Fe Immobilized within Accordion-Like Tubular Carbon Nitride As a Catalyst for the Fenton-Like Degradation of Ranitidine: Synergetic Roles of •OH and 1O2

• Published in: Industrial & engineering chemistry research Vol. 63; no. 34; pp. 15165 - 15175
• Main Authors: Yin, Yu, Fang, Rongrong, Hu, Bing, Wang, Qinxin, Asif, Abdul Hannan, Zhu, Chengzhang, Li, Wenning, He, Linheng, Cui, Sheng, Wang, Shaobin, Sun, Hongqi
• Format: Journal Article
• Language: English
• Published: American Chemical Society 28.08.2024
• Subjects: Materials and Interfaces
• ISSN: 0888-5885; 1520-5045
• DOI: 10.1021/acs.iecr.4c02269

Advanced oxidation processes (AOPs) based on H2O2 are considered effective strategies to remove emerging organic pollutants from water bodies. In this work, Fenton-like Fe-based catalysts were fabricated through a simple hydrothermal calcination method. Fe was immobilized within carbon nitride with a structure of accordion-like hollow nanotubes enriched with open chinks (atCN). The Fe-atCN catalysts were employed for Fenton-like reactions to degrade ranitidine (RAN). Due to the unique structure of the atCN substrate and the Fe–N interactions established between highly dispersed Fe sites and the atCN matrix, the 3.4Fe-atCN/H2O2 system was able to completely eliminate RAN within 30 min at an initial pH of 3 (k = 0.143 min–1). It also remained highly active after four cycles of regeneration. Moreover, the 3.4Fe-atCN/H2O2 system showed good adaptability in a pH range of 3–6, with coexisting inorganic anions, and in diverse water bodies.

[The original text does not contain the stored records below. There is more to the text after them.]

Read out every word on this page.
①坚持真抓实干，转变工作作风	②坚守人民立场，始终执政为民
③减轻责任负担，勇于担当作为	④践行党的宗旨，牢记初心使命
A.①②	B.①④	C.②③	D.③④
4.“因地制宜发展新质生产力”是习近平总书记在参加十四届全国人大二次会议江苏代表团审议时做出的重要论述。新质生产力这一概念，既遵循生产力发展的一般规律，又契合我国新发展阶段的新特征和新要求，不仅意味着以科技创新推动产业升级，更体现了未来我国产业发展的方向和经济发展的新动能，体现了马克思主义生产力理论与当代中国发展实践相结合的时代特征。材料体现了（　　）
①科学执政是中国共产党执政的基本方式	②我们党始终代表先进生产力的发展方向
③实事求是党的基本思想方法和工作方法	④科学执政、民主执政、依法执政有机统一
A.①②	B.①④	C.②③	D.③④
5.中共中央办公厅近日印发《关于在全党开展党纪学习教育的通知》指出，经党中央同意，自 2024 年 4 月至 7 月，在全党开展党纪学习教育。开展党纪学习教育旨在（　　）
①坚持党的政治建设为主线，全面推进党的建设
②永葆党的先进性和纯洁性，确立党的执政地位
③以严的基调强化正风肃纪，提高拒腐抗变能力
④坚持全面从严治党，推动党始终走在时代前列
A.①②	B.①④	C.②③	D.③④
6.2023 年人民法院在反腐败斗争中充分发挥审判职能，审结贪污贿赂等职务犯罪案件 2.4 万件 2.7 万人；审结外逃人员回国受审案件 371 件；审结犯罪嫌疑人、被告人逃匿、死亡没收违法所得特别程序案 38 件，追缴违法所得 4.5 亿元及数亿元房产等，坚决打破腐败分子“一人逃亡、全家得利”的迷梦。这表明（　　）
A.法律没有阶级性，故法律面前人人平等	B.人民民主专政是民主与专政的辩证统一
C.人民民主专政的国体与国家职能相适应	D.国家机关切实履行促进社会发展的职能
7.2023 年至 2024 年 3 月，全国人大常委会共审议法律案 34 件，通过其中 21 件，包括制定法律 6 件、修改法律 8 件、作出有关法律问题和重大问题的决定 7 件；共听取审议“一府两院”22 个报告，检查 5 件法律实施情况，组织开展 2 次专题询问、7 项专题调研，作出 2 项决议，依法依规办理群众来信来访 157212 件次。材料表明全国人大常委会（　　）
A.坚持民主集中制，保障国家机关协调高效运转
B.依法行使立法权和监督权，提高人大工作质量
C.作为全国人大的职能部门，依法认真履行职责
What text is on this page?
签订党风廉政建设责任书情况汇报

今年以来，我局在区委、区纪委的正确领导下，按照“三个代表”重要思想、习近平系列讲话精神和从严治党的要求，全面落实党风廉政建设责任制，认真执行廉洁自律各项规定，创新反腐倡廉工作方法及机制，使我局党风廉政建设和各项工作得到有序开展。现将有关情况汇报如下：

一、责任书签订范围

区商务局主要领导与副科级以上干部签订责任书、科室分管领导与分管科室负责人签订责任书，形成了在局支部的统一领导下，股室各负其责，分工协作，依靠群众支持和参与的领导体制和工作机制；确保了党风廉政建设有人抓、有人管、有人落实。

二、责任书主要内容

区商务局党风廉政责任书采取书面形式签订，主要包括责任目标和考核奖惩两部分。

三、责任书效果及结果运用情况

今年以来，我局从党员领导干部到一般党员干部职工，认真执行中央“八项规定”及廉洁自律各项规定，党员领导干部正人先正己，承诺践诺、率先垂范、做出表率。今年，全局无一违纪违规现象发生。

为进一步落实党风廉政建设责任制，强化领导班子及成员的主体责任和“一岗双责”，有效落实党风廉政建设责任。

Good oxidative activities on various pollutants were also demonstrated, including sulfamethoxazole, tetracycline, 4-chlorophenol, and methyl orange. Afterward, mechanism exploration suggested that the dominant reactive oxygen species driving the degradation of RAN in the 3.4Fe-atCN/H2O2 system were not only the generally reported •OH but also the unexpected nonradical of 1O2. The activation mechanism of 3.4Fe-atCN to H2O2, intermediates, and degradation pathways of RAN were then unveiled for providing further guidance to the development of Fenton-like technology.